The storage container must already exist in the selected
region. *prefix* can be an arbitrary prefix that will be prepended to
all object names used by S3QL and can be used to store several S3QL
file systems in the same container.

The OpenStack backend always uses HTTPS connections. Note, however,
that at this point S3QL does not verify the server certificate (cf.
`issue 267 <http://code.google.com/p/s3ql/issues/detail?id=267>`_).

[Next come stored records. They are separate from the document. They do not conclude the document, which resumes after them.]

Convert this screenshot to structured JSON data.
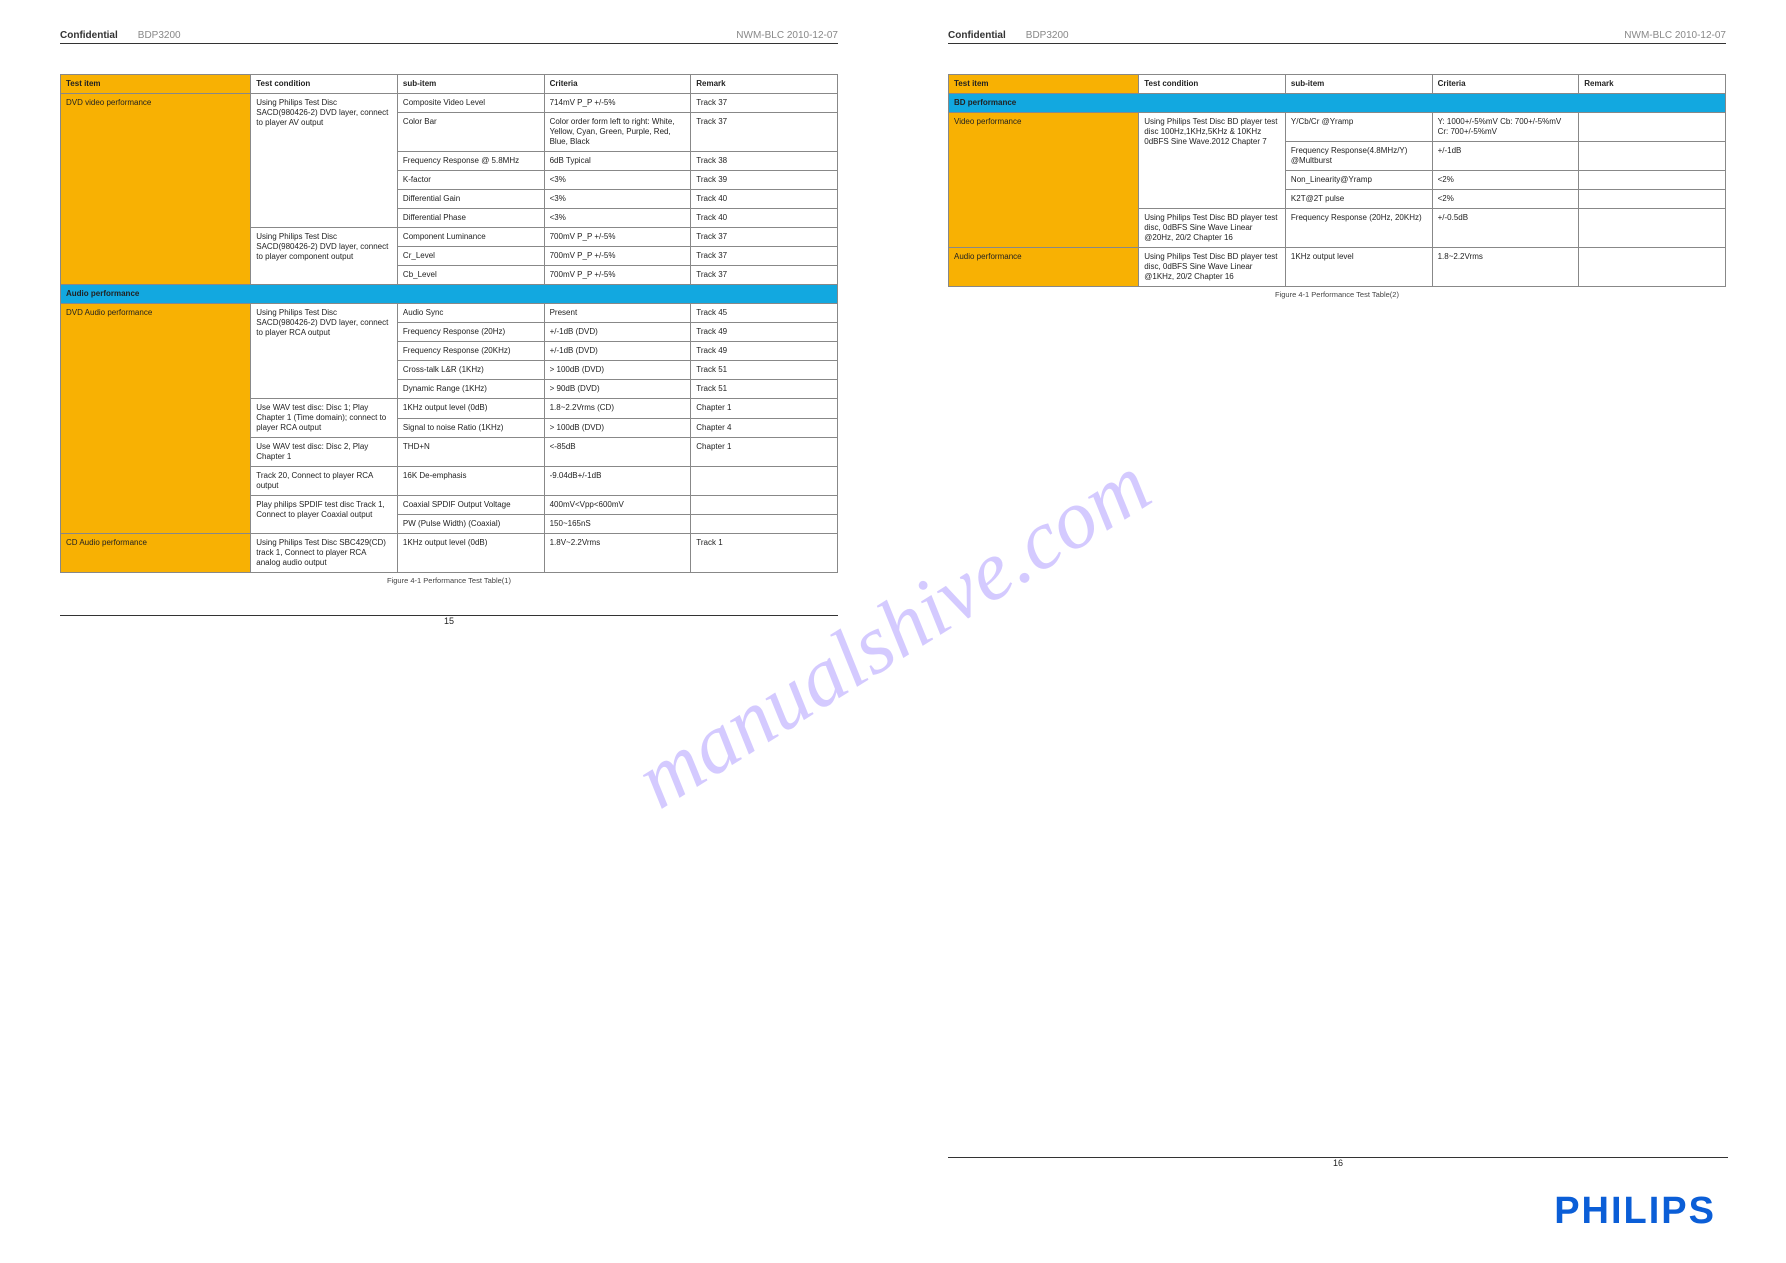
{
  "page_meta": {
    "company": "Confidential",
    "model": "BDP3200",
    "footer": "NWM-BLC 2010-12-07",
    "page_left": "15",
    "page_right": "16"
  },
  "left_table_header": [
    "Test item",
    "Test condition",
    "sub-item",
    "Criteria",
    "Remark"
  ],
  "left_rows_group1": [
    {
      "ti": "DVD video performance",
      "tc": "Using Philips Test Disc SACD(980426-2) DVD layer, connect to player AV output",
      "sub": "Composite Video Level",
      "crit": "714mV P_P +/-5%",
      "rem": "Track 37"
    },
    {
      "ti": "",
      "tc": "",
      "sub": "Color Bar",
      "crit": "Color order form left to right: White, Yellow, Cyan, Green, Purple, Red, Blue, Black",
      "rem": "Track 37"
    },
    {
      "ti": "",
      "tc": "",
      "sub": "Frequency Response @ 5.8MHz",
      "crit": "6dB Typical",
      "rem": "Track 38"
    },
    {
      "ti": "",
      "tc": "",
      "sub": "K-factor",
      "crit": "<3%",
      "rem": "Track 39"
    },
    {
      "ti": "",
      "tc": "",
      "sub": "Differential Gain",
      "crit": "<3%",
      "rem": "Track 40"
    },
    {
      "ti": "",
      "tc": "",
      "sub": "Differential Phase",
      "crit": "<3%",
      "rem": "Track 40"
    },
    {
      "ti": "",
      "tc": "Using Philips Test Disc SACD(980426-2) DVD layer, connect to player component output",
      "sub": "Component Luminance",
      "crit": "700mV P_P +/-5%",
      "rem": "Track 37"
    },
    {
      "ti": "",
      "tc": "",
      "sub": "Cr_Level",
      "crit": "700mV P_P +/-5%",
      "rem": "Track 37"
    },
    {
      "ti": "",
      "tc": "",
      "sub": "Cb_Level",
      "crit": "700mV P_P +/-5%",
      "rem": "Track 37"
    }
  ],
  "left_section_divider": "Audio performance",
  "left_rows_group2": [
    {
      "ti": "DVD Audio performance",
      "tc": "Using Philips Test Disc SACD(980426-2) DVD layer, connect to player RCA output",
      "sub": "Audio Sync",
      "crit": "Present",
      "rem": "Track 45"
    },
    {
      "ti": "",
      "tc": "",
      "sub": "Frequency Response (20Hz)",
      "crit": "+/-1dB (DVD)",
      "rem": "Track 49"
    },
    {
      "ti": "",
      "tc": "",
      "sub": "Frequency Response (20KHz)",
      "crit": "+/-1dB (DVD)",
      "rem": "Track 49"
    },
    {
      "ti": "",
      "tc": "",
      "sub": "Cross-talk L&R (1KHz)",
      "crit": "> 100dB (DVD)",
      "rem": "Track 51"
    },
    {
      "ti": "",
      "tc": "",
      "sub": "Dynamic Range (1KHz)",
      "crit": "> 90dB (DVD)",
      "rem": "Track 51"
    },
    {
      "ti": "",
      "tc": "Use WAV test disc: Disc 1; Play Chapter 1 (Time domain); connect to player RCA output",
      "sub": "1KHz output level (0dB)",
      "crit": "1.8~2.2Vrms (CD)",
      "rem": "Chapter 1"
    },
    {
      "ti": "",
      "tc": "",
      "sub": "Signal to noise Ratio (1KHz)",
      "crit": "> 100dB (DVD)",
      "rem": "Chapter 4"
    },
    {
      "ti": "",
      "tc": "Use WAV test disc: Disc 2, Play Chapter 1",
      "sub": "THD+N",
      "crit": "<-85dB",
      "rem": "Chapter 1"
    },
    {
      "ti": "",
      "tc": "Track 20, Connect to player RCA output",
      "sub": "16K De-emphasis",
      "crit": "-9.04dB+/-1dB",
      "rem": ""
    },
    {
      "ti": "",
      "tc": "Play philips SPDIF test disc Track 1, Connect to player Coaxial output",
      "sub": "Coaxial SPDIF Output Voltage",
      "crit": "400mV<Vpp<600mV",
      "rem": ""
    },
    {
      "ti": "",
      "tc": "",
      "sub": "PW (Pulse Width) (Coaxial)",
      "crit": "150~165nS",
      "rem": ""
    },
    {
      "ti": "CD Audio performance",
      "tc": "Using Philips Test Disc SBC429(CD) track 1, Connect to player RCA analog audio output",
      "sub": "1KHz output level (0dB)",
      "crit": "1.8V~2.2Vrms",
      "rem": "Track 1"
    }
  ],
  "left_caption": "Figure 4-1 Performance Test Table(1)",
  "right_table_header": [
    "Test item",
    "Test condition",
    "sub-item",
    "Criteria",
    "Remark"
  ],
  "right_section_divider": "BD performance",
  "right_rows": [
    {
      "ti": "Video performance",
      "tc": "Using Philips Test Disc BD player test disc 100Hz,1KHz,5KHz & 10KHz 0dBFS Sine Wave.2012 Chapter 7",
      "sub": "Y/Cb/Cr @Yramp",
      "crit": "Y: 1000+/-5%mV Cb: 700+/-5%mV Cr: 700+/-5%mV",
      "rem": ""
    },
    {
      "ti": "",
      "tc": "",
      "sub": "Frequency Response(4.8MHz/Y) @Multburst",
      "crit": "+/-1dB",
      "rem": ""
    },
    {
      "ti": "",
      "tc": "",
      "sub": "Non_Linearity@Yramp",
      "crit": "<2%",
      "rem": ""
    },
    {
      "ti": "",
      "tc": "",
      "sub": "K2T@2T pulse",
      "crit": "<2%",
      "rem": ""
    },
    {
      "ti": "",
      "tc": "Using Philips Test Disc BD player test disc, 0dBFS Sine Wave Linear @20Hz, 20/2 Chapter 16",
      "sub": "Frequency Response (20Hz, 20KHz)",
      "crit": "+/-0.5dB",
      "rem": ""
    },
    {
      "ti": "Audio performance",
      "tc": "Using Philips Test Disc BD player test disc, 0dBFS Sine Wave Linear @1KHz, 20/2 Chapter 16",
      "sub": "1KHz output level",
      "crit": "1.8~2.2Vrms",
      "rem": ""
    }
  ],
  "right_caption": "Figure 4-1 Performance Test Table(2)",
  "watermark": "manualshive.com",
  "logo": "PHILIPS"
}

You can create a storage container for S3QL using the `Cloud Control
Panel <https://mycloud.rackspace.com/>`_ (click on *Files* in the
topmost menu bar).

.. WARNING::

   As of January 2012, RackSpace does not give any information about
   data consistency or data durability on their web page. However,
   RackSpace support agents (especially in the live chat) often claim
   very high guarantees. Any such statement is wrong. As of 01/2012,
   RackSpace CloudFiles does *not* give *any* durability or
   consistency guarantees (see :ref:`durability` for why this is
   important). Why this fact is only acknowledged RackSpace's
   technical engineers, and/or not communicated to their sales agents
   is not known.
   
You should note that opinions about RackSpace differ widely among S3QL
users and developers. On one hand, people praise RackSpace for their
backing of the (open source) OpenStack project. On the other hand,
their heavily advertised "fanatical support" is in practice often not
only `less than helpful
<http://code.google.com/p/s3ql/issues/detail?id=243#c5>`_, but their
support agents also seem to be `downright incompetent
<http://code.google.com/p/s3ql/issues/detail?id=243#c11>`_. However,
there are reports that the support quality increases dramatically once
you are a customer and use the "Live Chat" link when you are logged
into the control panel.

.. _RackSpace: http://www.rackspace.com/


S3 compatible
=============

The S3 compatible backend allows S3QL to access any storage service
that uses the same protocol as Amazon S3. The storage URL has the form ::

   s3c://<hostname>:<port>/<bucketname>/<prefix>

Here *bucketname* is the name of an (existing) bucket, and *prefix*
can be an arbitrary prefix that will be prepended to all object names
used by S3QL. This allows you to store several S3QL file systems in
the same bucket.


Local
=====

S3QL is also able to store its data on the local file system. This can
be used to backup data on external media, or to access external
services that S3QL can not talk to directly (e.g., it is possible to
store data over SSH by first mounting the remote system using `sshfs`_
and then using the local backend to store the data in the sshfs
mountpoint).

The storage URL for local storage is ::

   local://<path>
   
Note that you have to write three consecutive slashes to specify an
absolute path, e.g. `local:///var/archive`. Also, relative paths will
automatically be converted to absolute paths before the authentication
file (see :ref:`authinfo`) is read, i.e. if you are in the
`/home/john` directory and try to mount `local://s3ql`, the
corresponding section in the authentication file must match the
storage url `local:///home/john/s3ql`.